EDF, GDF Suez : un succès international au détriment du marché français  ?

Par Hugues Poissonnier, professeur à Grenoble Ecole de management et directeur de la recherche de l'Irima (Institut de recherche et d'innovation en management des achats).

La mi-août s'accompagne en général d'une hausse des tarifs de l'électricité en France. Une hausse particulièrement visible cette année, car c'est la hausse la plus forte depuis 2003, dans un contexte économique et social difficile. Et d'autant plus difficile à accepter que les profits d'EDF sont plutôt remarquables. Alors que la plupart des spécialistes tablent sur des hausses comparables chaque année sur une période plus ou moins longue, les propos de Pierre Gadonneix, qui avait demandé une hausse de 20% l'été dernier avant de "passer la main" à Henri Proglio, prennent un sens inquiétant pour les consommateurs, particuliers comme entreprises. Dans un pays qui attire certaines entreprises en raison des coûts relativement bas de son électricité, une cause nouvelle de délocalisation pourrait en effet contribuer à l'accélération du mouvement actuel de désindustrialisation.

Face aux inquiétudes montantes, de nombreuses raisons sont avancées pour justifier l'augmentation des tarifs : de la mise en place d'une grille tarifaire plus équitable et plus vertueuse à la nécessité pour EDF d'investir pour le prolongement de la durée de vie des centrales nucléaires et hydrauliques. Pourtant, à y regarder de plus près, c'est essentiellement vers l'étranger que se dirigent les investissements d'EDF comme ceux de GDF Suez, devenu depuis le rachat de International Power le deuxième producteur mondial d'énergie.
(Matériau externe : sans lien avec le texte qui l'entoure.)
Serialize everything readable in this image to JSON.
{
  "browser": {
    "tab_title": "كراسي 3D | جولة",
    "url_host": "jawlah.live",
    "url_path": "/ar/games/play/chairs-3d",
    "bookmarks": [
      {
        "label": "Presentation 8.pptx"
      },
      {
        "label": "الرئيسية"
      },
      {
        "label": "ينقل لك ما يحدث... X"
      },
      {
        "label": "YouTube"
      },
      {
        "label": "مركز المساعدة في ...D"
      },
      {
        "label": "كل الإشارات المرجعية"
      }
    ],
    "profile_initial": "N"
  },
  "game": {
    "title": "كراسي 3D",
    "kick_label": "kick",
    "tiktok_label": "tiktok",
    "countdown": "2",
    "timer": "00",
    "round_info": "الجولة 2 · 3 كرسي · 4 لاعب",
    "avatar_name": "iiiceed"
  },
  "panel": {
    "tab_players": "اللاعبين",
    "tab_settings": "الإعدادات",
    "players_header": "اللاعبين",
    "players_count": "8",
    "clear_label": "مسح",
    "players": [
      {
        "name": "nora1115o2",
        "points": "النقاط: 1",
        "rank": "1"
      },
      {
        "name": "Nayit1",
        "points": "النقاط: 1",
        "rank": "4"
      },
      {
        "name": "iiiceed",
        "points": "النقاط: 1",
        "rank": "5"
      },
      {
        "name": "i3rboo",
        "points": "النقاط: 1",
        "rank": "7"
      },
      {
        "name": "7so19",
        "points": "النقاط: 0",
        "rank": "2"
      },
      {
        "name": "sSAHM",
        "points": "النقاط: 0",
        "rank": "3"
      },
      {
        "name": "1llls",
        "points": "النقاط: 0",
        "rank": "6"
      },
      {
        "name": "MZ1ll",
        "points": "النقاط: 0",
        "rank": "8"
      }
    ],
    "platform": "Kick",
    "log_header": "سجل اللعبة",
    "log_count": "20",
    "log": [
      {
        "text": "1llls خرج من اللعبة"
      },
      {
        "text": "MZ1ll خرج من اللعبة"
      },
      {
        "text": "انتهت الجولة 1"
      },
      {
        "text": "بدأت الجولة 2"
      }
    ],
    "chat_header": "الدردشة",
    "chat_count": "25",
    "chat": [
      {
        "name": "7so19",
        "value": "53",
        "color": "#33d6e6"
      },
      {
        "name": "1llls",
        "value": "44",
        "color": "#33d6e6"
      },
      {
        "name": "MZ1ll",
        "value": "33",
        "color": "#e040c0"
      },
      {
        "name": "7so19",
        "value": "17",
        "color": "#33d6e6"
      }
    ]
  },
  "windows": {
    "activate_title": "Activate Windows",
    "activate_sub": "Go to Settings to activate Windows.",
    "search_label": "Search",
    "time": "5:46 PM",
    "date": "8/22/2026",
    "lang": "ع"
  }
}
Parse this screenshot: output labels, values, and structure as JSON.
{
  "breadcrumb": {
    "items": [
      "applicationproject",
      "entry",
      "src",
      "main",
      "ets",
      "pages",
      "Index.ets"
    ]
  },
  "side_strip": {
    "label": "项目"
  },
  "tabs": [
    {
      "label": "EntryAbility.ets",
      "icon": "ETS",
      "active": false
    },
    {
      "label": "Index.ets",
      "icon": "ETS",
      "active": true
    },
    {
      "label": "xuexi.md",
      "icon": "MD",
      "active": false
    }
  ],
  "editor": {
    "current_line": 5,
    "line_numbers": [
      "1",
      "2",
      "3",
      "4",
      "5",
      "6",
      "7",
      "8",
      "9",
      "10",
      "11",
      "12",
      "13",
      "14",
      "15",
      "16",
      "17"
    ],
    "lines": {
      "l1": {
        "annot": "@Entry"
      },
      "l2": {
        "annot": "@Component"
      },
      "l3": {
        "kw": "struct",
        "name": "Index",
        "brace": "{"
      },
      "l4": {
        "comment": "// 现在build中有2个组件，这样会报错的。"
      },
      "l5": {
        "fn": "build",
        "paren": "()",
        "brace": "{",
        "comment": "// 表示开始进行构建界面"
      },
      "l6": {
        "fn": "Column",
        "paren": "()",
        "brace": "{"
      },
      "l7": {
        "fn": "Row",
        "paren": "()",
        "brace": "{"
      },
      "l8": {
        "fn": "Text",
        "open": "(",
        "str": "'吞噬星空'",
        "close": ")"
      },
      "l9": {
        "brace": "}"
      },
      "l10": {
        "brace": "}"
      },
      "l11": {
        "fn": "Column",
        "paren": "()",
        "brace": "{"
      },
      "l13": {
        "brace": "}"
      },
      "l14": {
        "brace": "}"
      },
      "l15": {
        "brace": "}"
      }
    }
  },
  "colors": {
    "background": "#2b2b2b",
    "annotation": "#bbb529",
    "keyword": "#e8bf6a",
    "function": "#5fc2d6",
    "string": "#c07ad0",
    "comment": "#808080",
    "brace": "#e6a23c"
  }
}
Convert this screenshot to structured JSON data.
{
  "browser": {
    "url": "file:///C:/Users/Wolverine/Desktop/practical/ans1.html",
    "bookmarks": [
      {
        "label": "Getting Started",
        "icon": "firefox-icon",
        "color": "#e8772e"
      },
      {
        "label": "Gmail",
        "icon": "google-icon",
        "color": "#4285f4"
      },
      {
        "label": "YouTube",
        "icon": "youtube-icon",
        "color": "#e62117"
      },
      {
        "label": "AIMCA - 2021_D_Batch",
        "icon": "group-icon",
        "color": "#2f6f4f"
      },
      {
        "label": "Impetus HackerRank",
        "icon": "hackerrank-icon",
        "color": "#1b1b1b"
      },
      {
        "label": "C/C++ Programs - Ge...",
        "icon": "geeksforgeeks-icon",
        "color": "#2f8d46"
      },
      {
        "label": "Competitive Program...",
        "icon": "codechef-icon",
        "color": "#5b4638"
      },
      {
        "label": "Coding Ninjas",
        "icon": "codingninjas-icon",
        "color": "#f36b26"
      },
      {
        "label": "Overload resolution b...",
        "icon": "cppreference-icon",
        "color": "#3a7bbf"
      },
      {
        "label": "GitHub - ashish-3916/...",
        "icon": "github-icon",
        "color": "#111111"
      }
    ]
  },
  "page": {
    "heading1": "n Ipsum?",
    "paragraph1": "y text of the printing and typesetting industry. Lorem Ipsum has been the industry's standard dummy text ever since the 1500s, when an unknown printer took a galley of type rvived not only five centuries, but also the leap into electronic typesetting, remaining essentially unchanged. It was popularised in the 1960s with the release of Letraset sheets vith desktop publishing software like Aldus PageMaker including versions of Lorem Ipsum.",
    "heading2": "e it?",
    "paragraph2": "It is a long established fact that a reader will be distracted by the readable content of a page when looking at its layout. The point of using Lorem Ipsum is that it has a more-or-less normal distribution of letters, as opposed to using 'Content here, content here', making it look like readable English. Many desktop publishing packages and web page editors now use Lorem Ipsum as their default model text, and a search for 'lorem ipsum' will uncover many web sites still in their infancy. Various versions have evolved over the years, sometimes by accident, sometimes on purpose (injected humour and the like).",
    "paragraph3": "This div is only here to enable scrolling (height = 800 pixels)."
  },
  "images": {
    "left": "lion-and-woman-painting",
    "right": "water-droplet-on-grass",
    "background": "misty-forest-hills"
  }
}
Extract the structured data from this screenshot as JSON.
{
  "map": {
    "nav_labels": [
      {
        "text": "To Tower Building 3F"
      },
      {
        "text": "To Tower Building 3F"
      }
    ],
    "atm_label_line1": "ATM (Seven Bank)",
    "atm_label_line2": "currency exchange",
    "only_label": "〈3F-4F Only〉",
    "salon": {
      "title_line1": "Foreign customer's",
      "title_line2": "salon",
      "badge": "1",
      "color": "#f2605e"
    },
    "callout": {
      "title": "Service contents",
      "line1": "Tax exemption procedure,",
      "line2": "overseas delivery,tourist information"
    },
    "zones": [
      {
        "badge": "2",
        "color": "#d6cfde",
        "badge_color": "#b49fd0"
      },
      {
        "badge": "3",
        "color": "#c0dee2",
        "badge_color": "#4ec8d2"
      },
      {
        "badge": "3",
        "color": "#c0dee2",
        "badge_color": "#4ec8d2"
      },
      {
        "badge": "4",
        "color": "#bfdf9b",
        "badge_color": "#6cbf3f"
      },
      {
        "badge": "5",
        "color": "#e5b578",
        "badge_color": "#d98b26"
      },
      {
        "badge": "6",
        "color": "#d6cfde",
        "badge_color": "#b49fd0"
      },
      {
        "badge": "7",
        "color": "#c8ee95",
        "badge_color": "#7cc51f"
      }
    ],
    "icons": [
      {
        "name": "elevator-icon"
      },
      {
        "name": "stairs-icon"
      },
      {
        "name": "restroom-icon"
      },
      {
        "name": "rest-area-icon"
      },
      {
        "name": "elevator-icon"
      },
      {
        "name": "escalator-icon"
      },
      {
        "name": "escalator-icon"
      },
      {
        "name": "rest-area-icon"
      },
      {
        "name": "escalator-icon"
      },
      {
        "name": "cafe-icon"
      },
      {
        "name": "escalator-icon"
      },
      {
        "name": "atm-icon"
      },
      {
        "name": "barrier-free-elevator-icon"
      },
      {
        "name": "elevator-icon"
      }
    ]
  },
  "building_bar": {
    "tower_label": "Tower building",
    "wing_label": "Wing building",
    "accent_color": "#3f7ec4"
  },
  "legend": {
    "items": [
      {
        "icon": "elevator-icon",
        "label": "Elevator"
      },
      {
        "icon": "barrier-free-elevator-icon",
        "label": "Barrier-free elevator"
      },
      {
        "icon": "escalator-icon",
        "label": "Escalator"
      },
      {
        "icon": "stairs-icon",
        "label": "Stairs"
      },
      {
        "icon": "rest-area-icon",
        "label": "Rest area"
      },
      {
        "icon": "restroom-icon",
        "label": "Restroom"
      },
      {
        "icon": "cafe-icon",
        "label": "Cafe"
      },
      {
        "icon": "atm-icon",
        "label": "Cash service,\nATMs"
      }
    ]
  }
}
La question est de savoir si nos grands énergéticiens ne privilégieraient pas la croissance internationale au détriment du marché français. Lequel souffrirait de deux maux : une modernisation insuffisante de l'outil productif et une tendance inquiétante à l'augmentation des prix.

S'il convient de rappeler que l'électricité demeure 30% moins chère en France que dans la moyenne des pays européens, la situation appelle plusieurs clarifications.

Primo, les stratégies d'EDF et de GDF Suez ne sont en aucun cas comparables et leurs succès internationaux constituent avant tout de bonnes nouvelles pour les consommateurs français, même lorsque ces succès prennent la forme d'opérations très coûteuses de rachat de concurrents.

Concernant EDF, sa croissance externe permet d'abord d'exporter la technologie nucléaire existante, jouant le rôle d'une "vache à lait" et contribuant à l'effort d'amortissement des investissements. Elle permet aussi à EDF de conforter son avance technologique. C'était clairement l'objectif recherché lors des rachats de British Energy et de Constellation Energy aux États-Unis (pour 50%). La course à la taille critique constitue enfin l'un des meilleurs moyens d'éviter les OPA hostiles, comme l'a montré la fusion entre GDF et Suez, qui avait permis à Suez d'échapper à l'italien Enel...

Pour GDF Suez, le contexte est aujourd'hui bien différent, le groupe peinant à s'imposer en France dans l'électricité. Pour lui, dans le contexte actuel de libéralisation très relative du marché français, l'international correspond à la seule possibilité de développement.

In fine, les succès financiers et commerciaux à l'international de GDF Suez, comme d'EDF, qui s'autofinancent, leur permettent de préparer de la meilleure des manières leur concurrence future en France sur le marché de l'électricité. Cette concurrence, à laquelle participeront également d'autres grands opérateurs européens, générera, pour un temps au moins, un repli certains des prix. Cela donnera aussi à la France des garanties importantes en termes de sécurité des approvisionnements, en investissant dans des infrastructures et parfois même des gisements gaziers. Dans le monde d'énergie rare (et chère) dans lequel nous rentrons, cette question sera peut-être à terme plus importante encore que celle des tarifs.